Entendue cette semaine à la radio, cette information à propos de travaux réalisés par des chercheurs américains pour tenter de découvrir les recettes en vue de « fabriquer » un best-seller. Pour cela ils utilisèrent un millier d’ordinateurs pour analyser et comparer les grands succès de librairie, niant ainsi la part d’irrationnel dans l’histoire d’un livre ! Que sera notre humanité, lorsqu’il n’y aura plus que des best-sellers conçus par algorithmes ? Déjà que la tendance est à la concentration des ventes autour de quelques dizaines d’ouvrages, sur les 80 000 parutions annuelles !
Cette diversité éditoriale, je l’ai retrouvée samedi dernier dans la petite librairie de Château-Thierry qui m’avait invité pour une séance de dédicaces. Chaque librairie est unique, – celle-ci, par le contexte local, honore le fabuliste Jean de La Fontaine et les ouvrages sur le Champagne et la Grande Guerre -, mais toutes les librairies de France et d’ailleurs ont en commun d’être de riches lieux d’échanges.

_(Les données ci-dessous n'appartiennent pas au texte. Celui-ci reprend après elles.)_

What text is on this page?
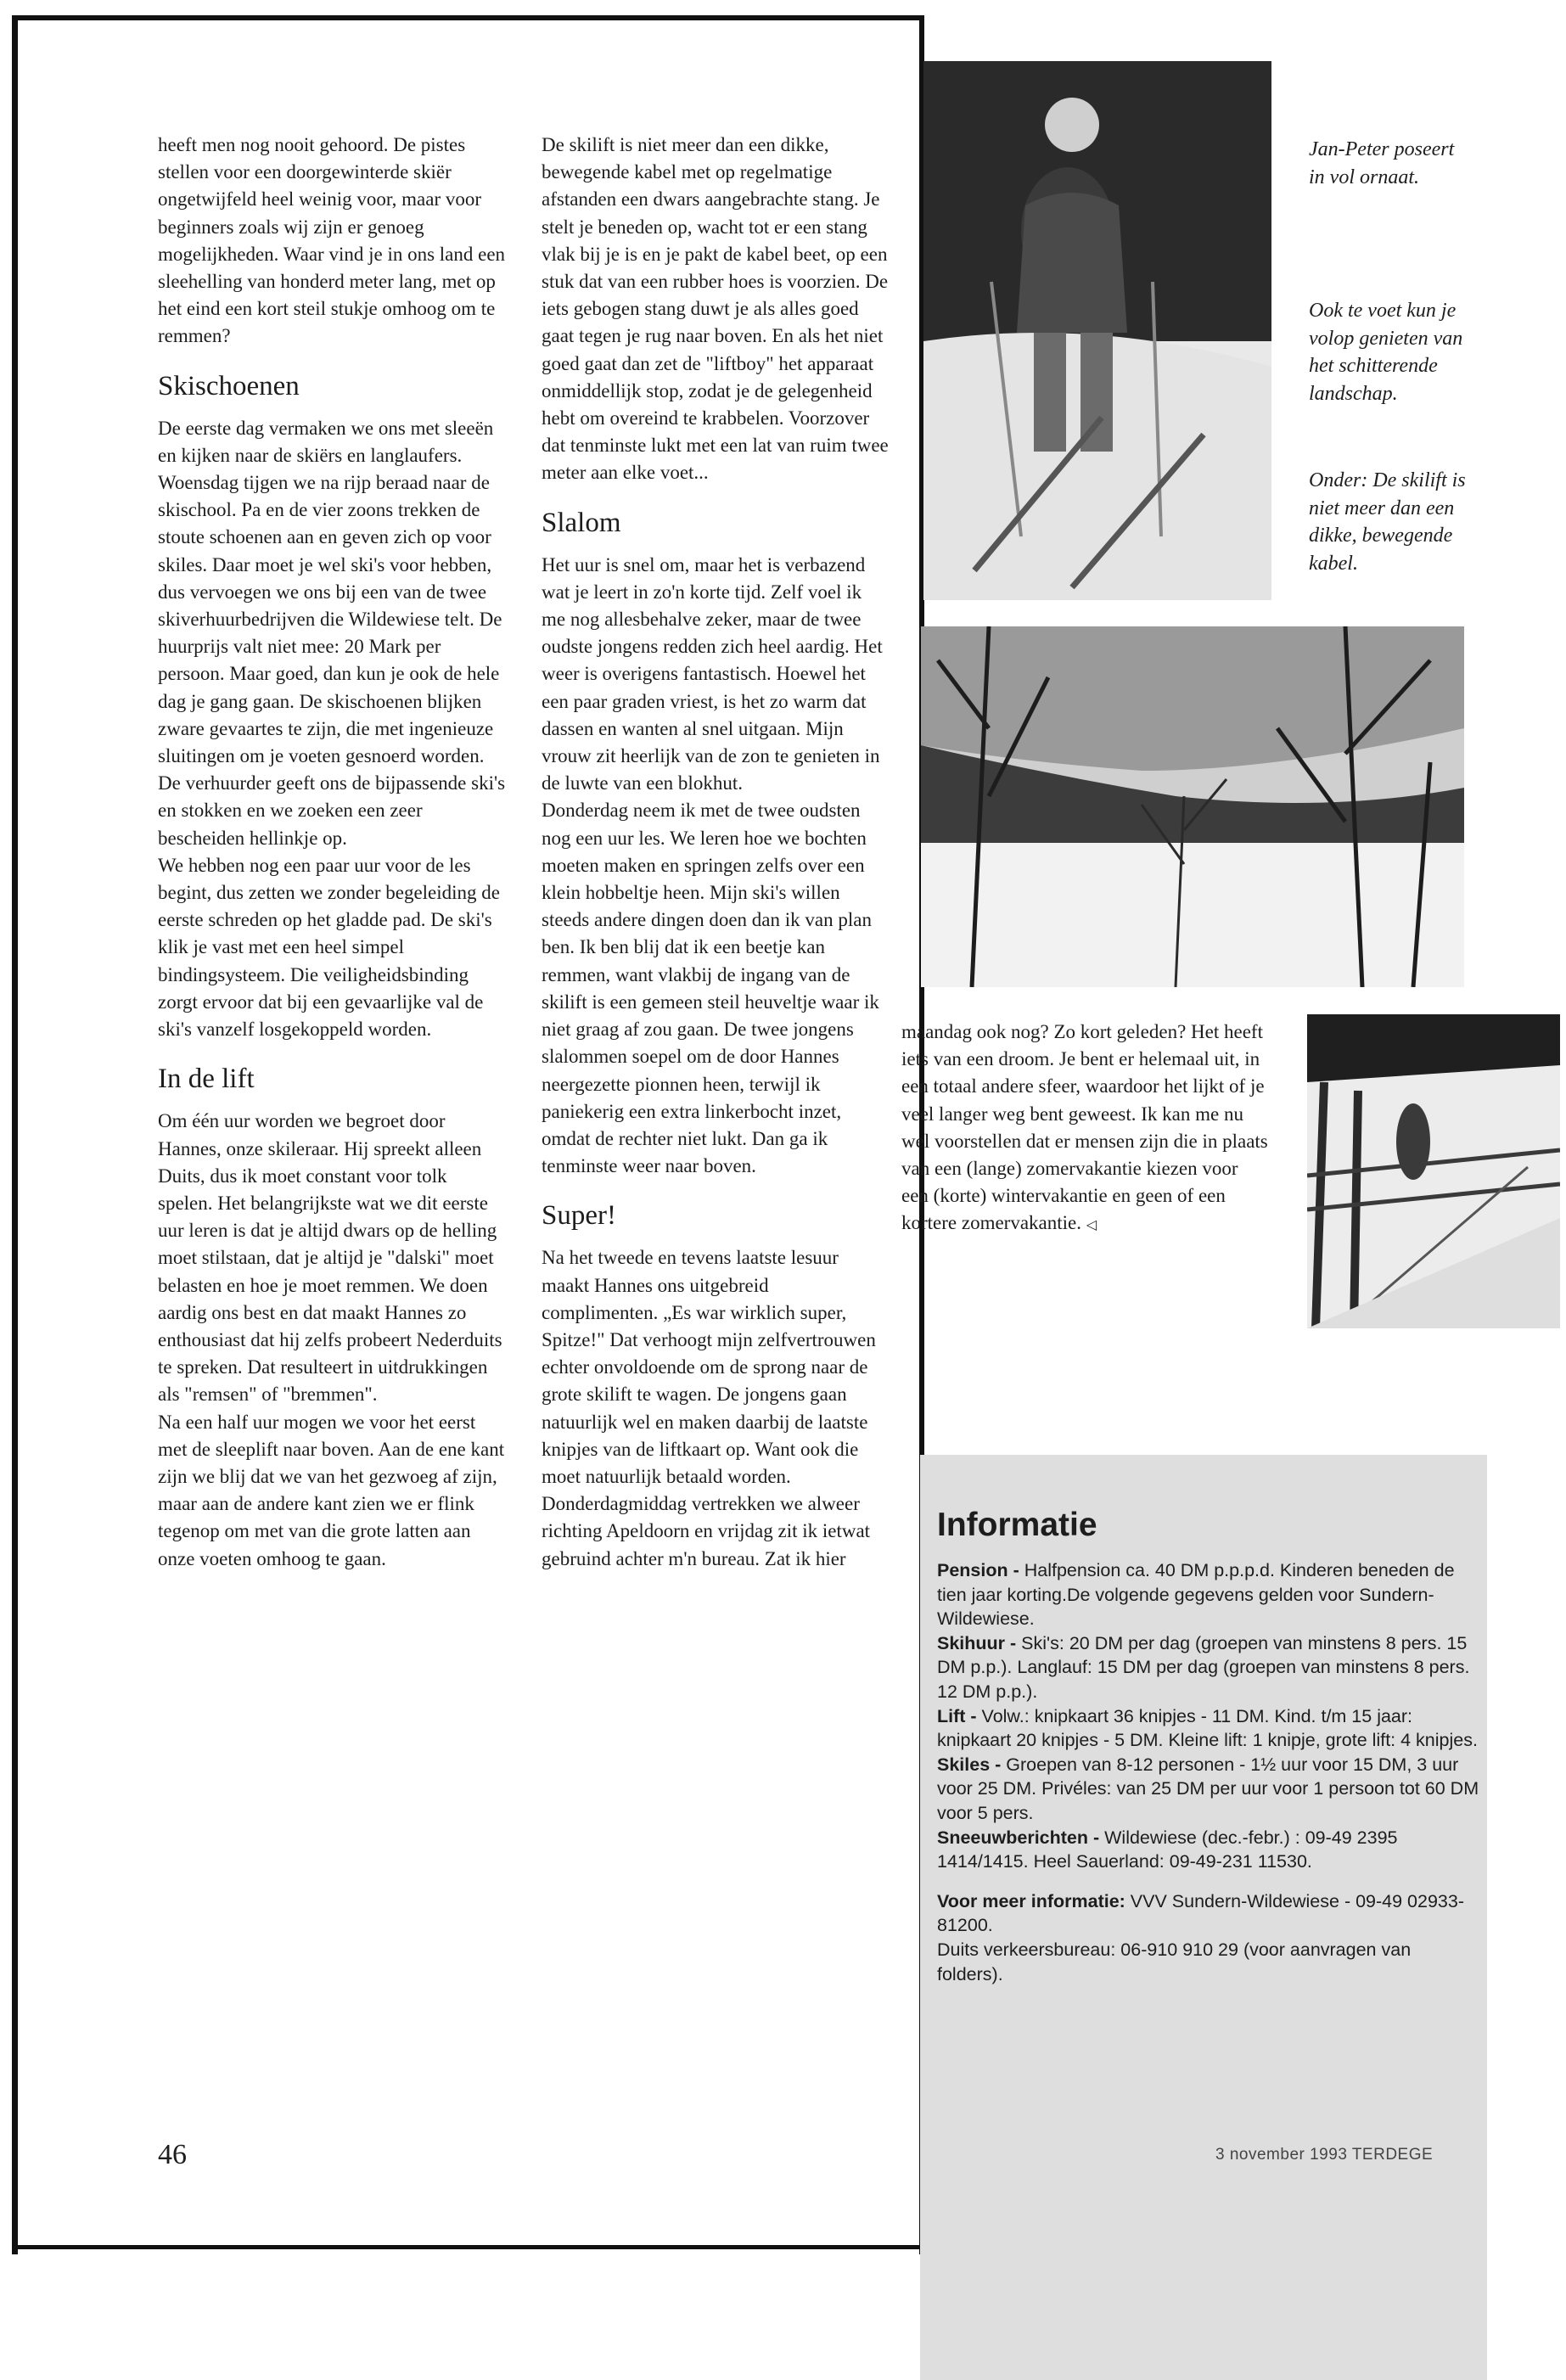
heeft men nog nooit gehoord. De pistes stellen voor een doorgewinterde skiër ongetwijfeld heel weinig voor, maar voor beginners zoals wij zijn er genoeg mogelijkheden. Waar vind je in ons land een sleehelling van honderd meter lang, met op het eind een kort steil stukje omhoog om te remmen?

Skischoenen

De eerste dag vermaken we ons met sleeën en kijken naar de skiërs en langlaufers. Woensdag tijgen we na rijp beraad naar de skischool. Pa en de vier zoons trekken de stoute schoenen aan en geven zich op voor skiles. Daar moet je wel ski's voor hebben, dus vervoegen we ons bij een van de twee skiverhuurbedrijven die Wildewiese telt. De huurprijs valt niet mee: 20 Mark per persoon. Maar goed, dan kun je ook de hele dag je gang gaan. De skischoenen blijken zware gevaartes te zijn, die met ingenieuze sluitingen om je voeten gesnoerd worden. De verhuurder geeft ons de bijpassende ski's en stokken en we zoeken een zeer bescheiden hellinkje op.

We hebben nog een paar uur voor de les begint, dus zetten we zonder begeleiding de eerste schreden op het gladde pad. De ski's klik je vast met een heel simpel bindingsysteem. Die veiligheidsbinding zorgt ervoor dat bij een gevaarlijke val de ski's vanzelf losgekoppeld worden.

In de lift

Om één uur worden we begroet door Hannes, onze skileraar. Hij spreekt alleen Duits, dus ik moet constant voor tolk spelen. Het belangrijkste wat we dit eerste uur leren is dat je altijd dwars op de helling moet stilstaan, dat je altijd je "dalski" moet belasten en hoe je moet remmen. We doen aardig ons best en dat maakt Hannes zo enthousiast dat hij zelfs probeert Nederduits te spreken. Dat resulteert in uitdrukkingen als "remsen" of "bremmen".

Na een half uur mogen we voor het eerst met de sleeplift naar boven. Aan de ene kant zijn we blij dat we van het gezwoeg af zijn, maar aan de andere kant zien we er flink tegenop om met van die grote latten aan onze voeten omhoog te gaan.

De skilift is niet meer dan een dikke, bewegende kabel met op regelmatige afstanden een dwars aangebrachte stang. Je stelt je beneden op, wacht tot er een stang vlak bij je is en je pakt de kabel beet, op een stuk dat van een rubber hoes is voorzien. De iets gebogen stang duwt je als alles goed gaat tegen je rug naar boven. En als het niet goed gaat dan zet de "liftboy" het apparaat onmiddellijk stop, zodat je de gelegenheid hebt om overeind te krabbelen. Voorzover dat tenminste lukt met een lat van ruim twee meter aan elke voet...

Slalom

Het uur is snel om, maar het is verbazend wat je leert in zo'n korte tijd. Zelf voel ik me nog allesbehalve zeker, maar de twee oudste jongens redden zich heel aardig. Het weer is overigens fantastisch. Hoewel het een paar graden vriest, is het zo warm dat dassen en wanten al snel uitgaan. Mijn vrouw zit heerlijk van de zon te genieten in de luwte van een blokhut.

Donderdag neem ik met de twee oudsten nog een uur les. We leren hoe we bochten moeten maken en springen zelfs over een klein hobbeltje heen. Mijn ski's willen steeds andere dingen doen dan ik van plan ben. Ik ben blij dat ik een beetje kan remmen, want vlakbij de ingang van de skilift is een gemeen steil heuveltje waar ik niet graag af zou gaan. De twee jongens slalommen soepel om de door Hannes neergezette pionnen heen, terwijl ik paniekerig een extra linkerbocht inzet, omdat de rechter niet lukt. Dan ga ik tenminste weer naar boven.

Super!

Na het tweede en tevens laatste lesuur maakt Hannes ons uitgebreid complimenten. „Es war wirklich super, Spitze!" Dat verhoogt mijn zelfvertrouwen echter onvoldoende om de sprong naar de grote skilift te wagen. De jongens gaan natuurlijk wel en maken daarbij de laatste knipjes van de liftkaart op. Want ook die moet natuurlijk betaald worden.

Donderdagmiddag vertrekken we alweer richting Apeldoorn en vrijdag zit ik ietwat gebruind achter m'n bureau. Zat ik hier

maandag ook nog? Zo kort geleden? Het heeft iets van een droom. Je bent er helemaal uit, in een totaal andere sfeer, waardoor het lijkt of je veel langer weg bent geweest. Ik kan me nu wel voorstellen dat er mensen zijn die in plaats van een (lange) zomervakantie kiezen voor een (korte) wintervakantie en geen of een kortere zomervakantie. ◁

Jan-Peter poseert in vol ornaat.
Ook te voet kun je volop genieten van het schitterende landschap.
Onder: De skilift is niet meer dan een dikke, bewegende kabel.
Informatie

Pension - Halfpension ca. 40 DM p.p.p.d. Kinderen beneden de tien jaar korting.De volgende gegevens gelden voor Sundern-Wildewiese.

Skihuur - Ski's: 20 DM per dag (groepen van minstens 8 pers. 15 DM p.p.). Langlauf: 15 DM per dag (groepen van minstens 8 pers. 12 DM p.p.).

Lift - Volw.: knipkaart 36 knipjes - 11 DM. Kind. t/m 15 jaar: knipkaart 20 knipjes - 5 DM. Kleine lift: 1 knipje, grote lift: 4 knipjes.

Skiles - Groepen van 8-12 personen - 1½ uur voor 15 DM, 3 uur voor 25 DM. Privéles: van 25 DM per uur voor 1 persoon tot 60 DM voor 5 pers.

Sneeuwberichten - Wildewiese (dec.-febr.) : 09-49 2395 1414/1415. Heel Sauerland: 09-49-231 11530.

Voor meer informatie: VVV Sundern-Wildewiese - 09-49 02933-81200.

Duits verkeersbureau: 06-910 910 29 (voor aanvragen van folders).

46	3 november 1993 TERDEGE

Ce jour-là, un ancien brigadier de gendarmerie, une professeure d’allemand à la retraite, des dames qui trouvent dans les livres le meilleur remède contre la solitude, des agriculteurs et des édiles de la ville… échangent sur la disparition des services publics dans les campagnes, les difficultés du commerce de proximité, ou des rapports tumultueux entre agriculteurs et chasseurs, lorsqu’entre dans la librairie une jeune adolescente, accompagnée par son père. Elle a effectué dans cette librairie un stage d’une semaine, et apporte pour remercier de l’accueil une boîte de chocolats à la libraire qui s’empresse de les partager avec les clients.
Dans ce monde, obnubilé par le digital, qu’une collégienne choisisse d’effectuer un stage dans le monde des livres me réconforte quant à l’avenir de l’humanité et me fait oublier cette information sur la fabrication de best-sellers. « Une bibliothèque, c’est le carrefour de tous les rêves de l’humanité », écrivait Julien Green. On peut le dire aussi d’une librairie.